Cytochalasin B-induced impariment of glucose metabolism in islets of Langerhans.

Cytochalasin B (10 mug/ml) facilitated glucose-, glyceraldehyde-, and leucine-induced insulin release. It inhibited glucose uptake, utilization, and oxidation, as well as lactate output in islets exposed to glucose (16.7 mM). However, it failed to affect lactate output in the presence of glyceraldehyde, and leucine oxidation. Cytochalasin B also caused a partial inhibition of 45calcium uptake and proinsulin synthesis evoked by glucose in low concentration (5.6 mM), these findings being compatible with a modest impairment of the process of glucose recognition by the beta-cell. At a higher glucose level (16.7 mM), cytochalasin B failed to affect proinsulin synthesis, the immediate inhibitory effect of glucose upon 45calcium efflux, and the subsequent accumulation of 45calcium in the islets.

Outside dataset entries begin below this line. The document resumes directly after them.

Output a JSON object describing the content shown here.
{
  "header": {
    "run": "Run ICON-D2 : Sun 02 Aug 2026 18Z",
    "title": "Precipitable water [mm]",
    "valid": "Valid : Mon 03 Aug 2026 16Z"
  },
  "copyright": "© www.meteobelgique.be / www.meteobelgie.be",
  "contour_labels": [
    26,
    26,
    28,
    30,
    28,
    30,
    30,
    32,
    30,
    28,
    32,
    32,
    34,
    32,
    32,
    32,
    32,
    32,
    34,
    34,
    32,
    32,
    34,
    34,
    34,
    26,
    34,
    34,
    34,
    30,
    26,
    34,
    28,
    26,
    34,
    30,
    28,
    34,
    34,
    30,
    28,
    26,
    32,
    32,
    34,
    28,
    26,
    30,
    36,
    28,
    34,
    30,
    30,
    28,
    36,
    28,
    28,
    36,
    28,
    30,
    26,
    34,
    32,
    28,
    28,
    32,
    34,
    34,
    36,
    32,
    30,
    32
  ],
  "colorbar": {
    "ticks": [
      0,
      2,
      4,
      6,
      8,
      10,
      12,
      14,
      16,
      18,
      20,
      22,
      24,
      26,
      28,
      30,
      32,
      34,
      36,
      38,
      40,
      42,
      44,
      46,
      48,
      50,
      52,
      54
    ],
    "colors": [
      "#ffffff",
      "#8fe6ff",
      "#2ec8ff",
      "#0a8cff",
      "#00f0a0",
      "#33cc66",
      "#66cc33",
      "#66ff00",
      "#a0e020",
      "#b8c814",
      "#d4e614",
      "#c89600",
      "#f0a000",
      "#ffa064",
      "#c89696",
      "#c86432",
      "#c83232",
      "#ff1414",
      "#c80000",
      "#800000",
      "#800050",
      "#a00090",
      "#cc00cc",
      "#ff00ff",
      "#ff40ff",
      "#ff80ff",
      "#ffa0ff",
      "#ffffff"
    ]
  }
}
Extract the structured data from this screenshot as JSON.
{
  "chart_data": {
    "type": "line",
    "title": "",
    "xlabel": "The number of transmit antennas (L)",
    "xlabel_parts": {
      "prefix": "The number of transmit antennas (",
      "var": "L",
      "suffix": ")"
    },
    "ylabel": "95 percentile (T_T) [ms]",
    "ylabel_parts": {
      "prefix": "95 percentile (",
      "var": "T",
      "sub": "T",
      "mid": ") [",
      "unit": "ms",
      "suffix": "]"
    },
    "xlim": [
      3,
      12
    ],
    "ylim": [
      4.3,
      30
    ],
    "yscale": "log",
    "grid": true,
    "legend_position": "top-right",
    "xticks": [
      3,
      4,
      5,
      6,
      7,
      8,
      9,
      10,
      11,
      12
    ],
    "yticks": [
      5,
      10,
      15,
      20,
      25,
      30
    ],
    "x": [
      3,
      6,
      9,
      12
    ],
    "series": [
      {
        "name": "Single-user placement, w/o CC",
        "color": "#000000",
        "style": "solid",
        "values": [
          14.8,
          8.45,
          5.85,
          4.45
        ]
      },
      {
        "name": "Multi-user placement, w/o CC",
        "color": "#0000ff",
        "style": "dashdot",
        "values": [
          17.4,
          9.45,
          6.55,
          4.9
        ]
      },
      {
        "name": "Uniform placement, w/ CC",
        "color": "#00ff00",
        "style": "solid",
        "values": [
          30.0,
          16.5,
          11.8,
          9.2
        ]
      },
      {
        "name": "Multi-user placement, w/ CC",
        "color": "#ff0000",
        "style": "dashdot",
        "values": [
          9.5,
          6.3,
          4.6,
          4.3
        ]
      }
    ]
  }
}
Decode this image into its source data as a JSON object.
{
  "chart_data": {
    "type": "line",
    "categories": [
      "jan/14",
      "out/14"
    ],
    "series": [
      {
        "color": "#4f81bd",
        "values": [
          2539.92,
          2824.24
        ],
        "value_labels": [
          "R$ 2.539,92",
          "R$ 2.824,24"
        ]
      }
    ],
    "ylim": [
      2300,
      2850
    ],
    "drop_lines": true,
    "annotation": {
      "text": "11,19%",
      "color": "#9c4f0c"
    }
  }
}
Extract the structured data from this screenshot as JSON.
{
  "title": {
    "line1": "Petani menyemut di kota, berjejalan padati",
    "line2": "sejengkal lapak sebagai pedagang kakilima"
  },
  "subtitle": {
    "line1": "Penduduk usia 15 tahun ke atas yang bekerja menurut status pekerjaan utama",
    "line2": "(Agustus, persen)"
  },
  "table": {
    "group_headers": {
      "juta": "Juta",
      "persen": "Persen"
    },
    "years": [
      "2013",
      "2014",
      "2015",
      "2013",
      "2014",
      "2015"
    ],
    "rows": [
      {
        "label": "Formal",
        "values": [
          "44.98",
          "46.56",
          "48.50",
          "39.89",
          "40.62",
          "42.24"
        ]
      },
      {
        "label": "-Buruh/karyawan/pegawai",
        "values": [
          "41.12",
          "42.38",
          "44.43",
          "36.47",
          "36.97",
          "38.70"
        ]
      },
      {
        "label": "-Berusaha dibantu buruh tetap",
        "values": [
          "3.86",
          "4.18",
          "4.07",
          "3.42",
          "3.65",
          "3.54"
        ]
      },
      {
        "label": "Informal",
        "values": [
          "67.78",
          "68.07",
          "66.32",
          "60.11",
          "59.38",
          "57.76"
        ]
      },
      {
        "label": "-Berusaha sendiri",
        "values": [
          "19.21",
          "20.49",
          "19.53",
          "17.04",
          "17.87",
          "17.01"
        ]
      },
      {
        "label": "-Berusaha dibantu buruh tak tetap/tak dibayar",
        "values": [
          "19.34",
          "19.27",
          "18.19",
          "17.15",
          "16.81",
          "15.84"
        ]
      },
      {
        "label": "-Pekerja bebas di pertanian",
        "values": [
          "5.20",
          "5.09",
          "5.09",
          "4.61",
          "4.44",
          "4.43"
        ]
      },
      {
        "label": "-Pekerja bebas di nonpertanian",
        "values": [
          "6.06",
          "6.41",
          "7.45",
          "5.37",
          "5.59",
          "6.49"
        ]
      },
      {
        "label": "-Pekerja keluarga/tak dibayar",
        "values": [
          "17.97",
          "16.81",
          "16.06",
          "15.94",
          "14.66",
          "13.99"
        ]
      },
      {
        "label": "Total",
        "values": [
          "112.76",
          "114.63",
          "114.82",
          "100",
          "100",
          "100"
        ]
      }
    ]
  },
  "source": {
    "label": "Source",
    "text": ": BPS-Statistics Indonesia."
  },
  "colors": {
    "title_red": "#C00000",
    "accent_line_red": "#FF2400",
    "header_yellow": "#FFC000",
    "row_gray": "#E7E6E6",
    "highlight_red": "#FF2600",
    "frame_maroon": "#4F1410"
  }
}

In the presence of cytochalasin B, mannoheptulose further reduced glucose utilization and lactate production and suppressed glucose-induced insulin release. These data suggest that, although insulin release in the presence of cytochalasin B apparently remains dependent on a sufficient glycolytic flux, the facilitating effect of the drug upon insulin secretion cannot be ascribed to any favorable influence on glucose handling by islet tissue. It is suggested that cytochalasin B, possibly through its effect on the microfilamentous web which is part of the cell boundary, may both facilitate insulin release and inhibit glucose transport across the cell membrane, although no direct cause and effect relationship would exist between the two phenomena.